[Opinion] French, the language of an evening

Are we really giving our language all the love it deserves? If so, how to explain that an individual who has practiced his mother tongue since childhood and who will use it throughout his life never manages to master it? However, it was not the French lessons that were lacking in our childhood. Twelve years — minimum — of learning our language have not spared us this sad statistic that has persisted for years: more than half of the population has great difficulty understanding and using written texts to function normally in society.

To make us aware of the importance that we should give to French in our lives, our teachers should perhaps have given us the definition of a language and explained to us what it is serves. And then teach us its mechanics.

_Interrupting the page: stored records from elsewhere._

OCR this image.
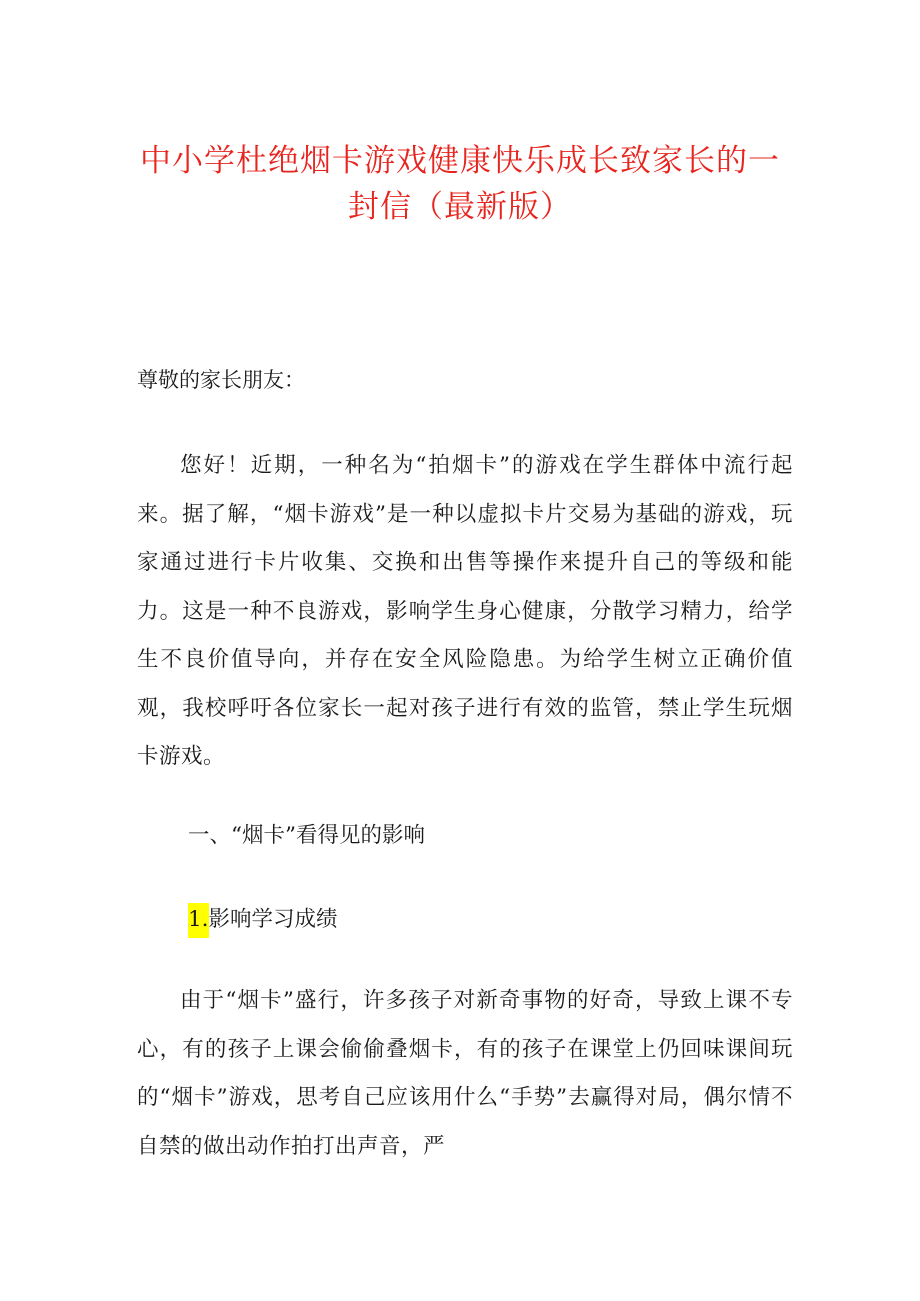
中小学杜绝烟卡游戏健康快乐成长致家长的一封信（最新版）

尊敬的家长朋友：

您好！近期，一种名为“拍烟卡”的游戏在学生群体中流行起来。据了解，“烟卡游戏”是一种以虚拟卡片交易为基础的游戏，玩家通过进行卡片收集、交换和出售等操作来提升自己的等级和能力。这是一种不良游戏，影响学生身心健康，分散学习精力，给学生不良价值导向，并存在安全风险隐患。为给学生树立正确价值观，我校呼吁各位家长一起对孩子进行有效的监管，禁止学生玩烟卡游戏。

一、“烟卡”看得见的影响

1.影响学习成绩

由于“烟卡”盛行，许多孩子对新奇事物的好奇，导致上课不专心，有的孩子上课会偷偷叠烟卡，有的孩子在课堂上仍回味课间玩的“烟卡”游戏，思考自己应该用什么“手势”去赢得对局，偶尔情不自禁的做出动作拍打出声音，严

It would have been important to have been told, when we were young, of all the miles one can travel with twenty consonants and six vowels when they are made to dance with each other. Explain to us that we can paint with words. That our language can help us to question ourselves and others, to build ourselves and even to heal ourselves. That just like the arts, sports and leisure, it invites us to escape. The prospect that reading, like writing, could one day become faithful allies for us would surely have made it more attractive.

A popular expression says that with a language you go to Paris (or Rome, according to some). Seemingly playful, this quote should have enlightened us, because it alone reflects the importance of communicating well. She tells us about resourcefulness, intelligence, daring and all the doors that will open to us if we know how to make ourselves understood. In other words, it speaks to us of the future.

According to certain persistent rumours, the French language is in a fragile situation. No wonder when you have an English-speaking neighbor who is ten times our population. Except that the arguments put forward to defend it are unconvincing. It is hinted that the threat would come from others. They would have us believe that to love our language, we must deny that of others. And that if we like the language of the neighbor, we will inevitably lose ours. Fear has never been a good advisor or selling point.

Few initiatives on our part are put in place to defend our language and restore its luster, if not to present it as an eternal matter of dispute between two solitudes or brandish it as an insurmountable barrier. Even less to enhance it or project it into the future. The reactive rather than proactive attitude favored to date by our standard-bearers ended up disenchanting those who, even yesterday, harbored hopes for its future.

If our language deserves to flourish — and nothing indicates that it cannot achieve this — the society in which it evolves must be rigorous in its practice (hello, the media!) and give it a place of choice at all levels of education. Because the beauty of a tree, as a gardener would say, depends first and foremost on the quality of its soil. In other words, don’t each of us have a responsibility for its future?

For several decades, we have been told regularly, with great tremors, of his inevitable death. Let’s be honest, with the exception of an annual meeting without a future, on a beautiful June evening, how many times during the year do we hear about our language, its literature or its poetry? with love and pride? Asking the question is a bit like answering it.

French health is a matter of individual wealth and collective pride. We need to understand that a language, however difficult to practice it, is the result of the efforts made by the institutions and individuals who practice it, nurture it and respect it.

So let’s make the effort, all together, to give him a little more love before his last hour strikes. Because the worst thing that can happen to it is that because of our indifference, it finds itself condemned, before long and forever, to remain a one-night stand.